Arlene G. Taylor (PhD ’81) is Professor Emerita from the School of Information Sciences, University of Pittsburgh, where she taught for 12 years prior to retiring, and holds an honorary appointment as a Distinguished Adjunct Professor at UNC SILS. Her career as a library school educator lasted more than 30 years, and included teaching at Columbia University and the University of Chicago.
She is lead author or co-author of widely-used texts, including Introduction to Cataloging and Classification (6th to 11th editions) and The Organization of Information (four editions). She has an extensive publication record of refereed articles, books and book chapters, and research reports, and she has given more than 90 guest presentations for national, state, and regional library associations, as well as library schools.

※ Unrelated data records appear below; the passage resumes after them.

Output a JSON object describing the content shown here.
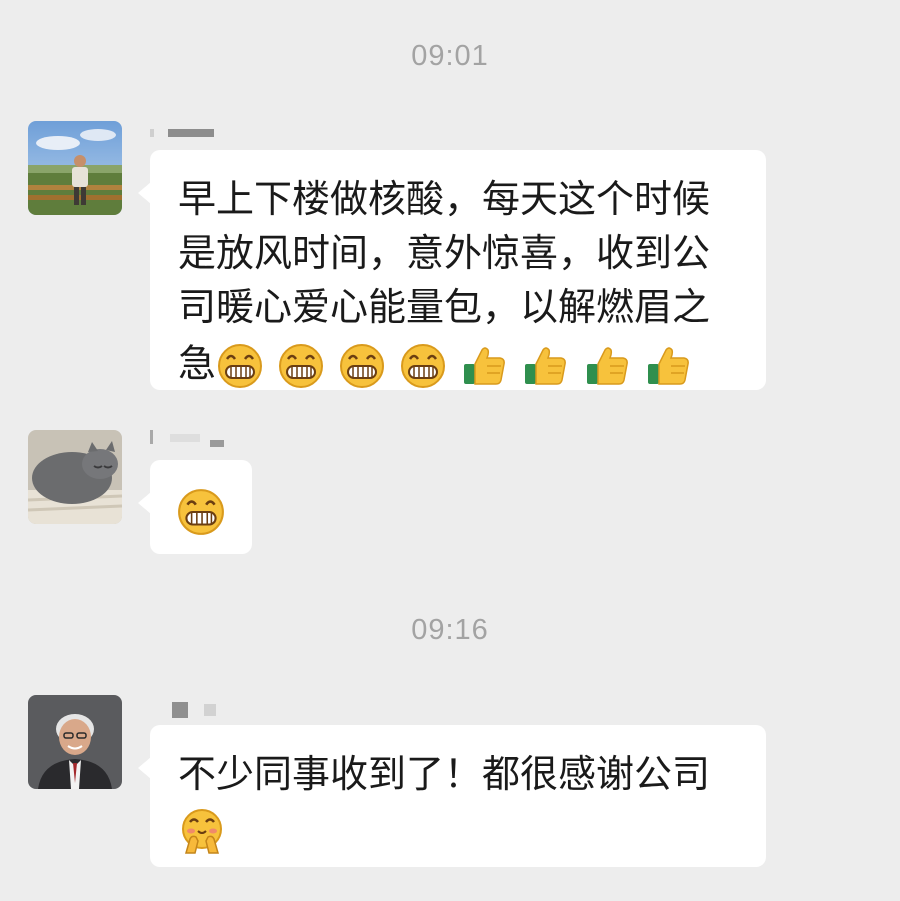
{
  "timestamps": {
    "first": "09:01",
    "second": "09:16"
  },
  "messages": [
    {
      "text": "早上下楼做核酸，每天这个时候是放风时间，意外惊喜，收到公司暖心爱心能量包，以解燃眉之急",
      "lines": [
        "早上下楼做核酸，每天这个时候",
        "是放风时间，意外惊喜，收到公",
        "司暖心爱心能量包，以解燃眉之",
        "急"
      ],
      "emojis": [
        "grin-icon",
        "grin-icon",
        "grin-icon",
        "grin-icon",
        "thumbs-up-icon",
        "thumbs-up-icon",
        "thumbs-up-icon",
        "thumbs-up-icon"
      ]
    },
    {
      "text": "",
      "emojis": [
        "grin-icon"
      ]
    },
    {
      "text": "不少同事收到了！都很感谢公司",
      "emojis": [
        "fist-pump-icon"
      ]
    }
  ],
  "colors": {
    "background": "#ededed",
    "bubble": "#ffffff",
    "timestamp": "#a3a3a3",
    "text": "#1a1a1a"
  }
}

Taylor's international activities include serving as workshop leader, teacher, and/or consultant in Brazil, England, Thailand, and Israel. For her work in the latter two countries, she received Fulbright Senior Specialist Program Grants. She has held leadership positions on many professional association committees, including the ALA/ALCTS Catalog Form and Function Committee (Chair, 1995–1998) and the ALA/ALCTS/CCS Subject Analysis Committee (Chair, 1992–1994).
Her professional contributions have been recognized with the ALA/ALCTS Margaret Mann Citation, the ALA/Highsmith Library Literature Award for The Organization of Information, and the Distinguished Alumnus Award from the University of Illinois at Urbana-Champaign Graduate School of Library and Information Science Alumni Association.

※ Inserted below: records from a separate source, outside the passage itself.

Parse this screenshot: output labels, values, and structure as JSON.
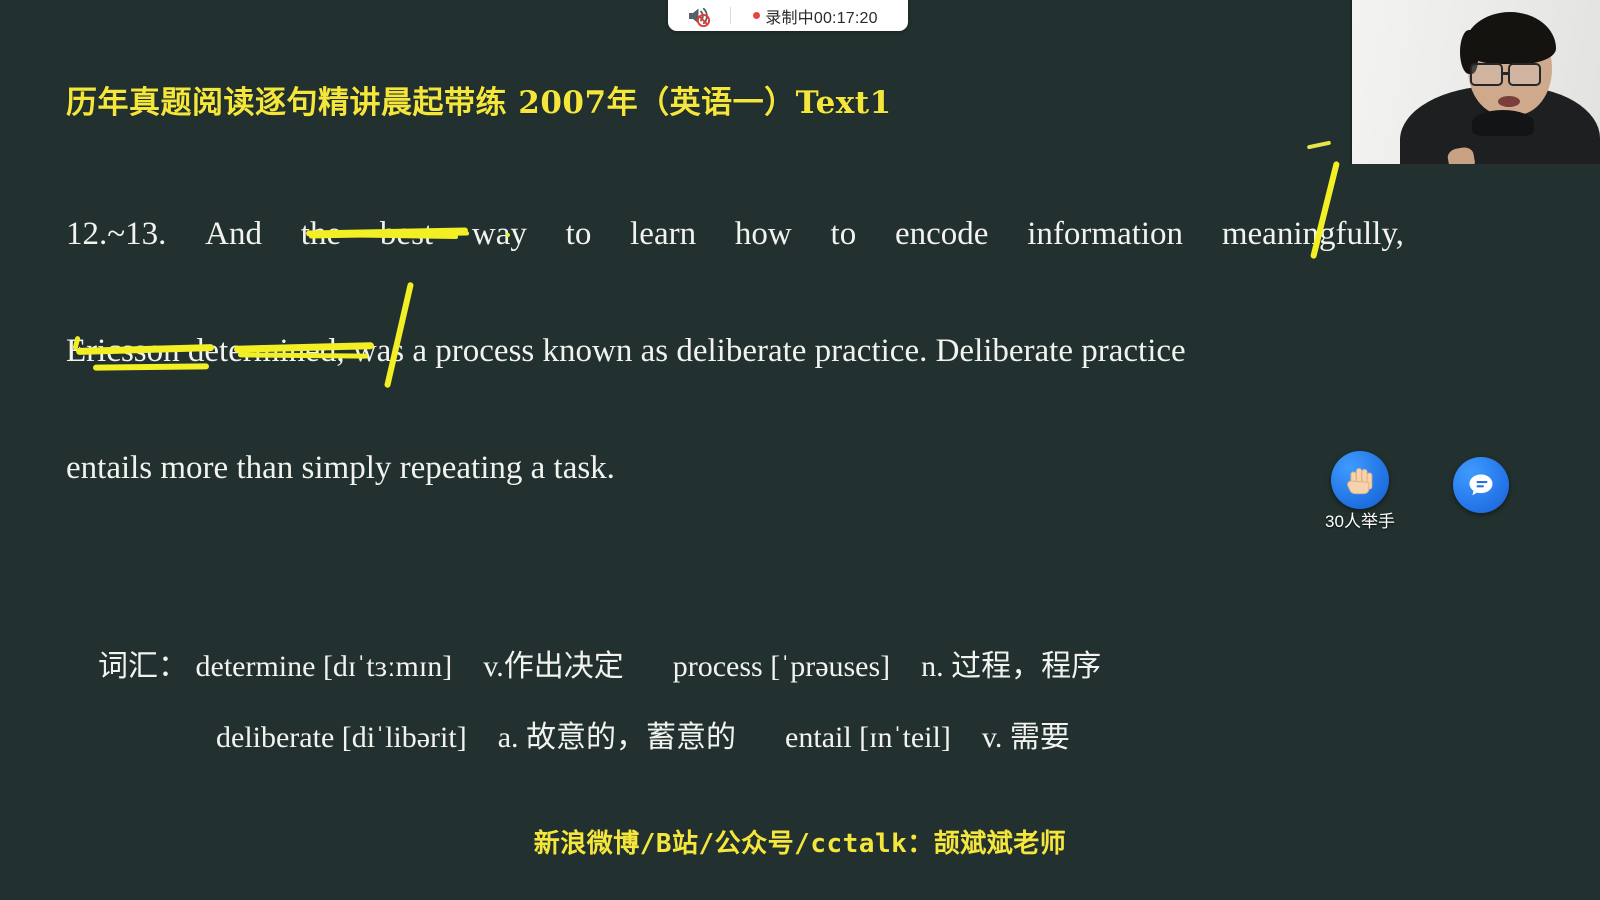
{
  "recording_bar": {
    "mute_icon": "speaker-muted-icon",
    "status_text": "录制中00:17:20",
    "dot_color": "#e8453c"
  },
  "webcam": {
    "label": "presenter-webcam"
  },
  "slide": {
    "background_color": "#22312f",
    "title": "历年真题阅读逐句精讲晨起带练 2007年（英语一）Text1",
    "title_color": "#f5e63c",
    "body_color": "#f2f3ef",
    "annotation_color": "#f2ef24",
    "paragraph": {
      "line1_a": "12.~13.",
      "line1_b": "And",
      "line1_c": "the",
      "line1_d": "best",
      "line1_e": "way",
      "line1_f": "to",
      "line1_g": "learn",
      "line1_h": "how",
      "line1_i": "to",
      "line1_j": "encode",
      "line1_k": "information",
      "line1_l": "meaningfully,",
      "line2": "Ericsson determined, was a process known as deliberate practice. Deliberate practice",
      "line2_a": "Ericsson determined,",
      "line2_b": " was a process known as deliberate practice. Deliberate practice",
      "line3": "entails more than simply repeating a task."
    },
    "vocabulary": {
      "line1_label": "词汇：",
      "line1_word1": "determine [dɪˈtɜːmɪn]",
      "line1_def1": "v.作出决定",
      "line1_word2": "process [ˈprəuses]",
      "line1_def2": "n. 过程，程序",
      "line2_word1": "deliberate [diˈlibərit]",
      "line2_def1": "a. 故意的，蓄意的",
      "line2_word2": "entail [ɪnˈteil]",
      "line2_def2": "v. 需要"
    },
    "footer": "新浪微博/B站/公众号/cctalk：颉斌斌老师"
  },
  "controls": {
    "raise_hand_label": "30人举手",
    "raise_hand_icon": "raised-hand-icon",
    "chat_icon": "chat-bubble-icon",
    "button_color": "#2272e6"
  }
}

Prior to earning her Ph.D. at UNC [she was the second student to receive her Ph.D. from SILS], she had worked in libraries as a cataloger at the Library of Congress, Christopher Newport College (now University), and Iowa State University.
Taylor longed to return to North Carolina from the time she left in 1981. After she retired from teaching, she and her husband moved to Chapel Hill in 2007. She continues to write, working with former students on research articles and on new editions of her textbooks. She also enjoys “cataloging” her many pictures of parents, grandparents, great-grandparents, great-great grandparents, and even one set of great-great-great grandparents, and their families.

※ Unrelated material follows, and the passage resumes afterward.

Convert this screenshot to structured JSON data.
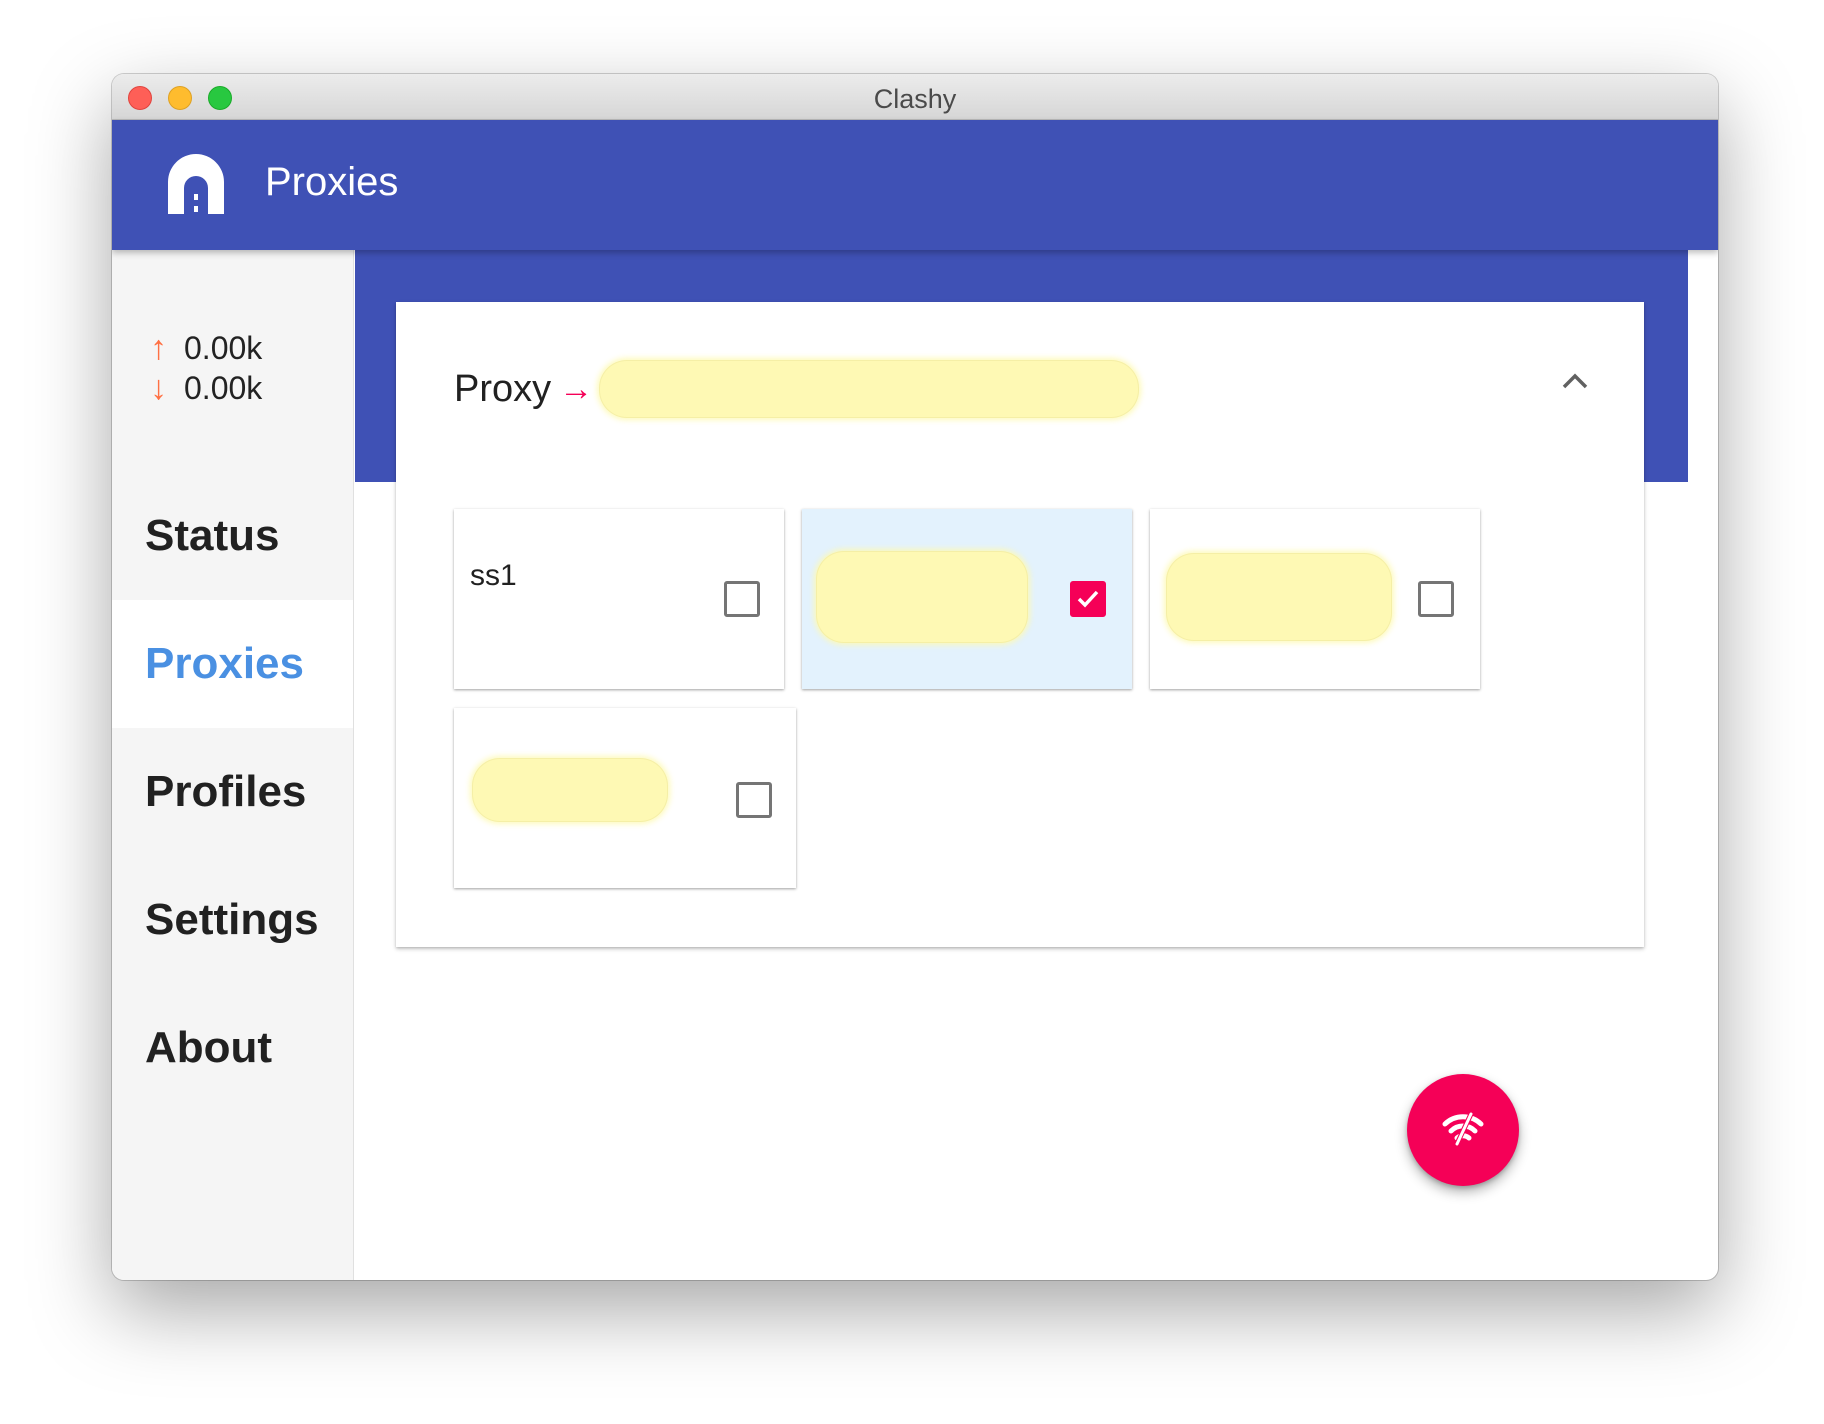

"Studying at UNC-Chapel Hill opened my mind to the possibilities for contributing to the profession through research and writing," said Taylor. "In addition, computers were just coming into major play in the late 1970s, and I took every computer course offered at SILS (most taught superbly by Dr. Martin Dillon), which put me into an excellent position to help move cataloging from cards to electronic formats. Before coming to UNC, I had already admired Dr. Lester Asheim from reading his work during my master’s program at the University of Illinois. I was incredibly fortunate to have him as my advisor, teacher, mentor, and friend at SILS. He was the best teacher I ever had, and I did my best to emulate him in my teaching career."